Хажисултан не терпел непочтительности сыновей и погрозил Затману веснушчатым волосатым кулаком.

— Для тебя же стараюсь!.. — И приказал зычно: — Мать, неси мясо!

Хуппиниса внесла, поставила на ковер казан с пряно пахнущим, сочным, только что с пылу с жару, мясом и удалилась на женскую половину дома: Бибисара ее тревожила… Как она и ждала, туда уже прокрались Шахарбану и Гульмадина, донимали упреками младшую жену.

— Что вы ее мучаете? — рассердилась Хуппиниса. — Вот уйдут гости, скажу отцу, он вам задаст!

— Ты сначала узнай, сплетница, что задумала эта бесноватая! — огрызнулась Гульмадина. — Она же удрать из дома хотела!.. Если б мы ее не остановили, так и скрылась бы! Вот и представь, что с тобою сделал бы отец!

— Тш-шш! — зашипела Хуппиниса, оглянувшись на открытую дверь. — Убирайтесь на кухню! — И когда жены ушли, подсела к Бибисаре, ласково пожурила: — Не дури, глупенькая, тебе же горе достанется! Покорись судьбе! Все мы, бабы, подневольные!.. Чего тебе неймется? Сыта, обута, одета. По нынешним-то временам…

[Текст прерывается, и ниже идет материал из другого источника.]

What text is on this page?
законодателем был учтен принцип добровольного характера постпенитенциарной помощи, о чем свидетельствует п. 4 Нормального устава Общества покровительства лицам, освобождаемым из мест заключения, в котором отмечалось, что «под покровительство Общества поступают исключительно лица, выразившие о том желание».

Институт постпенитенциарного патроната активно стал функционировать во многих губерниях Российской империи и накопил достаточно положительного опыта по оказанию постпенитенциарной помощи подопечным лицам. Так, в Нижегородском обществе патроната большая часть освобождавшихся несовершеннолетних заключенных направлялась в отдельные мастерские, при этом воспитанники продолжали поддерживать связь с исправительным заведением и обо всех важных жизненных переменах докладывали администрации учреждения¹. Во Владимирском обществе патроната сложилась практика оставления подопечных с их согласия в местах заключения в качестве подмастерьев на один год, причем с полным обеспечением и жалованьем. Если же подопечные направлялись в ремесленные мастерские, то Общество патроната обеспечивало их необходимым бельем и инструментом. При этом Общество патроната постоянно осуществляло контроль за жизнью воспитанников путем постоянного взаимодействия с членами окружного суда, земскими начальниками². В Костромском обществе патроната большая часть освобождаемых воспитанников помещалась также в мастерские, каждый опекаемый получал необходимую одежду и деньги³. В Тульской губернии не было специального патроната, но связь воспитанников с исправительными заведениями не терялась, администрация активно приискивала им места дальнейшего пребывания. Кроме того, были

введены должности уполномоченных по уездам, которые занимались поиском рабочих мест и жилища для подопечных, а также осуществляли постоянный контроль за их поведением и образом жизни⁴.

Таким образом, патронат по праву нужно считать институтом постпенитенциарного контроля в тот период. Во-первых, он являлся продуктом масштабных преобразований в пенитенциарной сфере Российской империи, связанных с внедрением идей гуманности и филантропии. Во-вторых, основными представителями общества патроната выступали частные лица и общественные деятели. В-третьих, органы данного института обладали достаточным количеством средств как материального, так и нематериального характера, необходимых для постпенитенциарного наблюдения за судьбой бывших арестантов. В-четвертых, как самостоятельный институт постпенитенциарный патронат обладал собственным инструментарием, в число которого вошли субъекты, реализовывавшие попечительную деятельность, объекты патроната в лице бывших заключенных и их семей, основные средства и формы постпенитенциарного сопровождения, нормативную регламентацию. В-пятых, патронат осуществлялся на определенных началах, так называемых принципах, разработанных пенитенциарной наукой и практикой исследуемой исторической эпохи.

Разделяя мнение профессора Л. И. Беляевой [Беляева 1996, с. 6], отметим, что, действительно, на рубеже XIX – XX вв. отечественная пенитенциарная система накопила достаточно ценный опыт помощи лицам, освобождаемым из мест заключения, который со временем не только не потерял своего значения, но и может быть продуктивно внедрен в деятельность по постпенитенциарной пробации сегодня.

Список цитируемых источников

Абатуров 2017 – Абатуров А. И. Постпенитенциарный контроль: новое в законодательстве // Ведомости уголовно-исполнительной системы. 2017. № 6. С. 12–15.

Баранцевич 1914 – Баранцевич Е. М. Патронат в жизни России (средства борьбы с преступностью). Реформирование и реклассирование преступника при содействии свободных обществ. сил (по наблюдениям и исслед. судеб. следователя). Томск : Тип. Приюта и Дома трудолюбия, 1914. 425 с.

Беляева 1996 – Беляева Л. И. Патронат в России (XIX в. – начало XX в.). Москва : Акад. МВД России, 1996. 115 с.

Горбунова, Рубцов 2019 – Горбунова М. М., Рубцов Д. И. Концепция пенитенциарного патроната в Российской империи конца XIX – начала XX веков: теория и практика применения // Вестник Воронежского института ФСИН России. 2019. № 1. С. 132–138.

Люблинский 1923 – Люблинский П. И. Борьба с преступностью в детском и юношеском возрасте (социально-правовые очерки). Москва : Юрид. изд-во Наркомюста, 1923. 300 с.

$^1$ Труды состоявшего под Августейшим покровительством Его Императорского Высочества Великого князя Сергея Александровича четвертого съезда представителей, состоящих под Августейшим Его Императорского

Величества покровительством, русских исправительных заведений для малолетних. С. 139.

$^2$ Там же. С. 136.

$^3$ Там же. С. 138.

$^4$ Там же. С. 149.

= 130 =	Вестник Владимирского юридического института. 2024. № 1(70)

Бибисара разоткровенничалась со старшей женою Хажисултана, как с матерью:

— Хоть в бедности, да в счастье пожить бы! Все опостылело мне, мать!

— Ладно, ладно, не плачь, отец услышит — озлится!

— Э, пусть слышит, пусть! Не страшусь! Пусть изобьет, искалечит!.. Он чудовище, а не человек! Натерпелась! От его прикосновения меня всю корчит! А Сайдеямал как он мучил…

— Ты Сайдеямал-эней не трогай, — попросила Хуппиниса.

— Все же говорят, что он ее опозорил!

— Клевета, не повторяй злые слова! Людям и солнышко не угодит. Всякое по избам болтают! — покривила душой Хуппиниса, стараясь не запятнать честь мужа и главы рода.

В дверь просунулась голова Шаяхмета, раскрасневшегося от кумыса.

— Эсэй, отец зовет!..

Хуппиниса быстро вышла.

«Все равно с Хажисултаном на перину не лягу!» — клялась Бибисара, то всхлипывая, то посылая проклятия судьбе… Она вспомнила последнее свидание с Загитом. И-и-и, джигит, был бы ты посмелее, и Бибисара не оттолкнула б тебя, любимый!.. Слабо улыбнувшись сквозь слезы, погружаясь в блаженные мечты, Бибисара охватила свои плечи перекрещенными руками.

17

Башкирское правительство доверяло Кулсубаю, надеялось, что он, уважаемый старателями, возобновит добычу золота на приисках. Однако пришли злые вести, что Кулсубай разгромил отряд полковника Антонова и отказался выполнять указы-фарманы башкирского правительства, дружившего с дутовцами. Заки Валидов, узнав о мятеже Кулсубая, велел послать на отступников карательный башкирский батальон, но в тот же день стало известно, что Кулсубай увел своих всадников за линию фронта, к красным.